Pete smiled. He had another swig of beer.
Bud did, too. He rested his bottle on the doily on the arm of his chair. “What I wondered was whether there was ever any such issue for you. And, if so, how you handled it.”
“Oh, lots of issues. Not that one, but others.”
“Such as.”
Pete thought. “Creeping socialism,” he announced. “This accusation coming from year-round folks who tend to Republicanism. Probably a letter a week saying that.” He sat for a minute more. “Too much national news, though I always tried to bring it around to home, don’t you know. How this or that policy would live out here. But still, found objectionable from time to time.”
“But not this town-gown stuff. Or summer-winter, I guess you’d say in this case.”
“Not that, no.” He shook his head. “But that’s newer anyway.”
“Newer how?”
“Well, that expectation that we’ll all get along—that didn’t used to matter so much.”
“Because?”
“Because there was no such expectation. There was no social mixing.” They sat quietly for a minute or so. “Look,” he said. “My mother worked as a maid at the Mountain House, so I speak with some authority on this.”
“When was this?”
“Before she married my father. Maybe, let’s say maybe 1920 or so. Ch
ambermaid. Changing sheets. Cleaning up after folks. Messes. Bathrooms. That kind of stuff. And then when all that changed—this was after they were married and had us—she still cooked and cleaned for summer people. And sometimes there’d be some party, end of season, where the help got invited—you know, the field guys, the gardeners, the like. And my parents would go, and we children, too. This would be in the thirties, I guess. Into the forties. But this would be a special event, you understand. Noblesse oblige. The exception to the rule. There was never the expectation that my parents would be invited, say, to a dinner party or anything like that. We knew our place. Our places.” He tapped the opening of his bottle. “I suppose it was the sixties that changed things, to some extent.”
“How so?”
Pete thought for a moment. “It gave people the idea that class differences weren’t right, somehow. As a matter of social equity. Of morality, let’s say. Partly it was that so many new folks undertook to do the kinda work my parents did—farming, work with their hands. Carpentry. And these new folks were college educated, they were solidly middle class in their backgrounds, so they saw themselves differently.” He laughed quickly. “They did not know their place. And then there were some fairly utopian notions, I guess, that could get played out here more easily than they would have had a chance to in a city, let’s say.”

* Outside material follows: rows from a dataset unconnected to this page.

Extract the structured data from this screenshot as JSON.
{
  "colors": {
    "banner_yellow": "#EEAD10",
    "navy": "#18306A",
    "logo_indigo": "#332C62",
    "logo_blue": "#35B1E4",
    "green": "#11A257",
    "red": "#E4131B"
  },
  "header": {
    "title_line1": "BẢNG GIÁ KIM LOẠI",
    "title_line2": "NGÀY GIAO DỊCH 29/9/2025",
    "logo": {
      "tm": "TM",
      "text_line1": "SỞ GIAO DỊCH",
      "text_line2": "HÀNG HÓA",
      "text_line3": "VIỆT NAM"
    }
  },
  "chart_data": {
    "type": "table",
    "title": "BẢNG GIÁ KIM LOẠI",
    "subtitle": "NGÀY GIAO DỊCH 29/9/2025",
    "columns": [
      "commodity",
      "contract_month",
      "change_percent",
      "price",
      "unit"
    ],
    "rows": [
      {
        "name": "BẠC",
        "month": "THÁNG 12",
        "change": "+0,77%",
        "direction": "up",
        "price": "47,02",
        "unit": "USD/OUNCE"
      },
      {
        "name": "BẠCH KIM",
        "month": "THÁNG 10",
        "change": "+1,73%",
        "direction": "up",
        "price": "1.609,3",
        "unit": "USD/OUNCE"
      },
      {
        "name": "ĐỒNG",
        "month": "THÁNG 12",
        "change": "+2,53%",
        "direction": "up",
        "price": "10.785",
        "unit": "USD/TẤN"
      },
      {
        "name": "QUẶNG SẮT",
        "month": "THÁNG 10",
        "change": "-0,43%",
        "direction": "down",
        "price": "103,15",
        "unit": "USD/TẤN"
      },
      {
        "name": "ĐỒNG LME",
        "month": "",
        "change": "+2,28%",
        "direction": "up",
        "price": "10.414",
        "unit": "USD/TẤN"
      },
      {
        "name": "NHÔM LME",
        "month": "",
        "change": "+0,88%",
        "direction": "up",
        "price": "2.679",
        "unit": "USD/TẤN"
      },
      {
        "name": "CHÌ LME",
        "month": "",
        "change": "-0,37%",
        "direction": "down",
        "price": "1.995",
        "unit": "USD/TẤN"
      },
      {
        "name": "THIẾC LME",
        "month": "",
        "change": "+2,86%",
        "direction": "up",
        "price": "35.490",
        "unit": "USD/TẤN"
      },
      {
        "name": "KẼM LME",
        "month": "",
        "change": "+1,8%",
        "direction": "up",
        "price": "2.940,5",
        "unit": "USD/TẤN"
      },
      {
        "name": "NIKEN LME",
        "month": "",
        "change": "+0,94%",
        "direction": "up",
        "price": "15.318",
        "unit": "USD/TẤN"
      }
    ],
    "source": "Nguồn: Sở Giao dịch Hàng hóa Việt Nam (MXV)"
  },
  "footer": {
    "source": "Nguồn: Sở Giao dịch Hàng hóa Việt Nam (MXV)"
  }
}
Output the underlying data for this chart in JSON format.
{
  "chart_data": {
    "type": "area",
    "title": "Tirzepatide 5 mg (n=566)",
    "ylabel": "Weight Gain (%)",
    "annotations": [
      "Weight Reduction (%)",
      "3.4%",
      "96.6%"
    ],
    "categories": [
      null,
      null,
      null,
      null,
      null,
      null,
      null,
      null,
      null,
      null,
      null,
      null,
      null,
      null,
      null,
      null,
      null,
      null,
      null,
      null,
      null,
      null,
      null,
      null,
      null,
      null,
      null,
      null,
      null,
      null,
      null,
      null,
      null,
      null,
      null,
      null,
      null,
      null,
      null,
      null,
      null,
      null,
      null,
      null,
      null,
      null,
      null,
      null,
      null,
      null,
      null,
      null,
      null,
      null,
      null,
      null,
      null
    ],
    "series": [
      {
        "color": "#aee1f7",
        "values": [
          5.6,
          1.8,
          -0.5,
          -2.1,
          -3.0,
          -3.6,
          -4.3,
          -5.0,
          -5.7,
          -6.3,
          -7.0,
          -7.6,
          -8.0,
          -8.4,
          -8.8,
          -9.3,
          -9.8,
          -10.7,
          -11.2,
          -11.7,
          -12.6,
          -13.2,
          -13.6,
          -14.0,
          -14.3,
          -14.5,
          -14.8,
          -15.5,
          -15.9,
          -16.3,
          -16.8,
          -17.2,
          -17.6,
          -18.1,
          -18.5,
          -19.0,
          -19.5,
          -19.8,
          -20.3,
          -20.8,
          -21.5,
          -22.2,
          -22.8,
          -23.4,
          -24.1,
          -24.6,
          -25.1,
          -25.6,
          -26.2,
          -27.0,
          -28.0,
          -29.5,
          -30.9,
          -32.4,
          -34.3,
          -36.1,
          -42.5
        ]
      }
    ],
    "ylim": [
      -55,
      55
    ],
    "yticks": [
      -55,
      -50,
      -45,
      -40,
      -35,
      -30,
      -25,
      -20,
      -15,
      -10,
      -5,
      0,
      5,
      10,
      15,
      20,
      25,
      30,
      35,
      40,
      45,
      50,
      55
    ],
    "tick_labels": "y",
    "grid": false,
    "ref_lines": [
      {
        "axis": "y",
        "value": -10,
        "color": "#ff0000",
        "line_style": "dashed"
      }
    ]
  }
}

Bud had rarely heard Pete so expansive. “And how did you fit into all that?”
He shifted on the couch. “Well, the paper had changed everything for me by then. Starting it up. Before then, I didn’t know if I could stay on here. But the paper, it made a kind of place for me that was everywhere and nowhere socially, all at once. And that was what I wanted when I came back.”